Back to the laptop — how do you feel about it? Would you do it all over again if given the opportunity?
Yeah, I mean, I guess. On the one hand, it’s been an amazing experience. It’s been amazing for my career, obviously. It’s made history, and part of me feels like, how could I ever wish that I sat on the sidelines of history? You go into the media industry wanting to really make an impact, and this definitely did that.
But on the other hand, it’s thrusted me into a position of intense scrutiny, of intense pressure that I had never known before. I feel like I’ve adjusted all right, and I’ve had great people in my corner mentoring me through it, but it hasn’t necessarily been all pleasant.
On the whole, I’d never take it back. I could never wish for anything else. This was all meant to be.
You’re in this country for six years and you made it to the top of the media world. How did that happen?
I was born and raised in Montreal. I moved to New York in 2016 because I got hired to produce Hannity. I had no idea at the time what my career was going to look like when I graduated school; I just got that opportunity and took it.
I was doing TV for four years when I met Miranda Devine, who was a columnist at the New York Post. She had just come to New York from Australia and she had this fascinating career. We connected ideologically and personally and we became really fast friends. We were talking and I was saying, “I don’t know if I really like TV. I don’t know if I still want to do it.” Then the position to be an editor at the Post opened up and she told me, “You have to apply, this would be a great position for you.” So I applied and I moved to the Post in 2020.
I was deputy politics editor at the Post in charge of national politics coverage. During the day, I would be assigning stories and then editing them. About a year after I broke the laptop story, I got poached by Breitbart. They called me up and just gave me all these great opportunities that just felt right. I had always been a big fan of Andrew Breitbart, the namesake of the website who died in 2012. He was a huge inspiration for me.
A fellow Orthodox Jew.
Absolutely. There are a few Orthodox Jews who work at Breitbart — Joel Pollack is one, and the CEO, Larry Sala, as well; he was a childhood friend of Andrew’s. I always felt that Breitbart has been a kindred spirit and it just felt right, so I made that jump in November of 2021. And here we are. I mean, I don’t have a very long career.

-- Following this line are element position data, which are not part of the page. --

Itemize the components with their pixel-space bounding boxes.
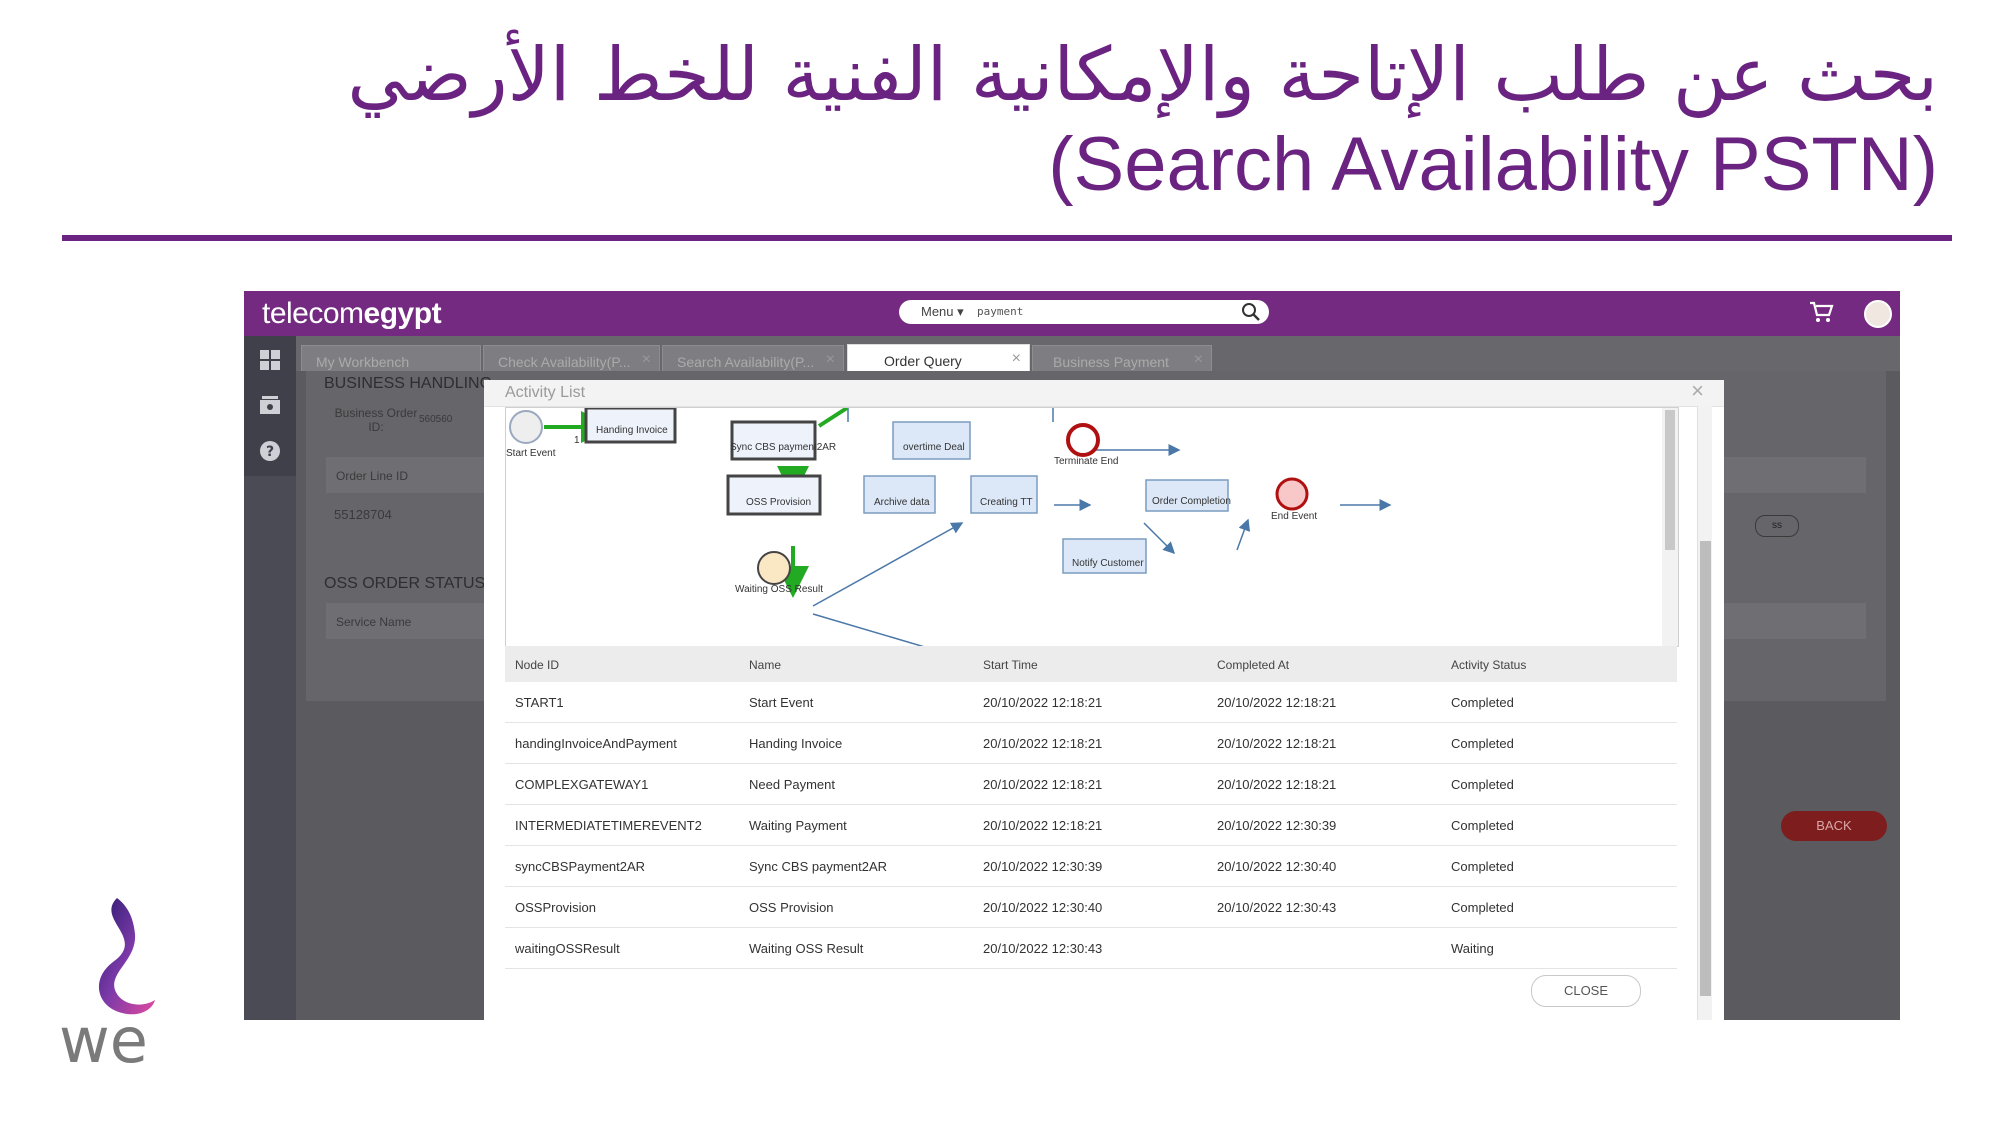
menu-dropdown[interactable]: Menu ▾	[921, 304, 964, 320]
table-row[interactable]: syncCBSPayment2AR Sync CBS payment2AR 20/1…	[505, 846, 1677, 887]
diagram-node-label: overtime Deal	[903, 442, 965, 453]
diagram-node-label: Start Event	[506, 448, 556, 459]
diagram-node-label: OSS Provision	[746, 497, 811, 508]
column-header[interactable]: Activity Status	[1451, 658, 1526, 672]
table-row[interactable]: START1 Start Event 20/10/2022 12:18:21 20/1…	[505, 682, 1677, 723]
diagram-node-label: Sync CBS payment2AR	[730, 442, 836, 453]
tab-business-payment[interactable]: Business Payment ×	[1032, 345, 1212, 372]
diagram-scrollbar[interactable]	[1662, 408, 1678, 646]
diagram-node-label: Handing Invoice	[596, 425, 668, 436]
left-rail: ?	[244, 336, 296, 1020]
cart-icon[interactable]	[1808, 300, 1834, 329]
section-heading: OSS ORDER STATUS	[324, 575, 486, 592]
tab-search-availability[interactable]: Search Availability(P... ×	[662, 345, 844, 372]
close-icon[interactable]: ×	[1012, 350, 1021, 368]
diagram-node-label: Terminate End	[1054, 456, 1118, 467]
column-header[interactable]: Node ID	[515, 658, 559, 672]
we-logo: we	[55, 890, 195, 1077]
svg-text:1: 1	[574, 435, 580, 446]
slide-title-english: (Search Availability PSTN)	[1048, 122, 1938, 207]
top-bar: telecomegypt Menu ▾ payment	[244, 291, 1900, 336]
table-row[interactable]: INTERMEDIATETIMEREVENT2 Waiting Payment 20…	[505, 805, 1677, 846]
service-name-label: Service Name	[336, 615, 412, 629]
diagram-node-label: End Event	[1271, 511, 1317, 522]
activity-table: Node ID Name Start Time Completed At Act…	[505, 646, 1677, 969]
diagram-node-label: Archive data	[874, 497, 930, 508]
title-divider	[62, 235, 1952, 241]
diagram-node-label: Notify Customer	[1072, 558, 1144, 569]
table-row[interactable]: handingInvoiceAndPayment Handing Invoice 2…	[505, 723, 1677, 764]
column-header[interactable]: Start Time	[983, 658, 1038, 672]
table-row[interactable]: OSSProvision OSS Provision 20/10/2022 12:3…	[505, 887, 1677, 928]
brand-logo: telecomegypt	[262, 297, 442, 330]
search-icon[interactable]	[1241, 302, 1261, 327]
we-logo-text: we	[59, 1004, 148, 1070]
diagram-node-label: Waiting OSS Result	[735, 584, 823, 595]
background-pill-button[interactable]: ss	[1755, 515, 1799, 537]
global-search[interactable]: Menu ▾ payment	[899, 300, 1269, 324]
diagram-node-label: Creating TT	[980, 497, 1033, 508]
close-button[interactable]: CLOSE	[1531, 975, 1641, 1007]
tab-my-workbench[interactable]: My Workbench	[301, 345, 481, 372]
section-heading: BUSINESS HANDLING	[324, 375, 493, 392]
monitor-icon[interactable]	[258, 394, 282, 418]
dialog-scrollbar[interactable]	[1697, 406, 1712, 1020]
order-id-value: 560560	[419, 414, 453, 425]
column-header[interactable]: Name	[749, 658, 781, 672]
close-icon[interactable]: ×	[642, 351, 651, 369]
close-icon[interactable]: ×	[1194, 351, 1203, 369]
close-icon[interactable]: ×	[826, 351, 835, 369]
diagram-node-label: Order Completion	[1152, 496, 1231, 507]
help-icon[interactable]: ?	[258, 439, 282, 463]
dialog-title: Activity List	[505, 384, 586, 401]
tab-check-availability[interactable]: Check Availability(P... ×	[483, 345, 660, 372]
slide-title: بحث عن طلب الإتاحة والإمكانية الفنية للخ…	[138, 30, 1938, 210]
workbench-icon[interactable]	[258, 348, 282, 372]
avatar[interactable]	[1864, 300, 1892, 328]
column-header[interactable]: Completed At	[1217, 658, 1289, 672]
order-line-label: Order Line ID	[336, 469, 409, 483]
svg-text:?: ?	[266, 444, 274, 460]
tab-bar: My Workbench Check Availability(P... × Se…	[296, 336, 1900, 372]
search-input[interactable]: payment	[977, 305, 1023, 318]
table-row[interactable]: waitingOSSResult Waiting OSS Result 20/10/…	[505, 928, 1677, 969]
order-id-label: Business Order ID:	[334, 406, 418, 434]
table-header: Node ID Name Start Time Completed At Act…	[505, 646, 1677, 682]
table-row[interactable]: COMPLEXGATEWAY1 Need Payment 20/10/2022 12…	[505, 764, 1677, 805]
back-button[interactable]: BACK	[1781, 811, 1887, 841]
order-line-value: 55128704	[334, 507, 392, 522]
close-icon[interactable]: ×	[1691, 378, 1704, 404]
slide-title-arabic: بحث عن طلب الإتاحة والإمكانية الفنية للخ…	[347, 32, 1938, 118]
tab-order-query[interactable]: Order Query ×	[847, 344, 1030, 372]
process-diagram[interactable]: Start Event 1 Handing Invoice Sync CBS p…	[505, 407, 1679, 647]
activity-list-dialog: Activity List × Start Event 1 Handing In…	[484, 378, 1724, 1020]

I’m only 29.
I wonder if the reporter who broke the Pentagon Papers ever broke another major story after that.
Yes, that’s that I mean.
I’m trying to pivot a bit after the laptop story. It just feels like when you’re in political journalism, you’re always trying to be that person who breaks the Snowden story or who breaks the Pentagon Papers story. That’s the big goal of your entire career. As you’re working toward that end game of breaking that story that makes history and is taught in journalism schools forever after — I feel like I kind of done that now.
And that happened at 27, which is a shame because I have a good 30 years to go in front of me. Because of that, I’ve become a little bored of day-to-day politics reporting. I mean, I still edit and I have a great time doing that, and thank G-d I have amazing reporters who work under me who are so passionate and inspire me. But in terms of my work and my writing, I’ve shifted it to interest stories, culture stories, features reporting, enterprise reporting — like the story on the New York Times and yeshivos. It’s not politics, exactly. It’s more like human interest and corruption.
I’m writing about various things, mostly culture, just because I find that in politics, I beat the game, so I got to find something else to do. It’s a funny place to be.
You know, in response to your last question, I would never say that I wish I didn’t do it, but I wish it would have happened when I was in my 40s.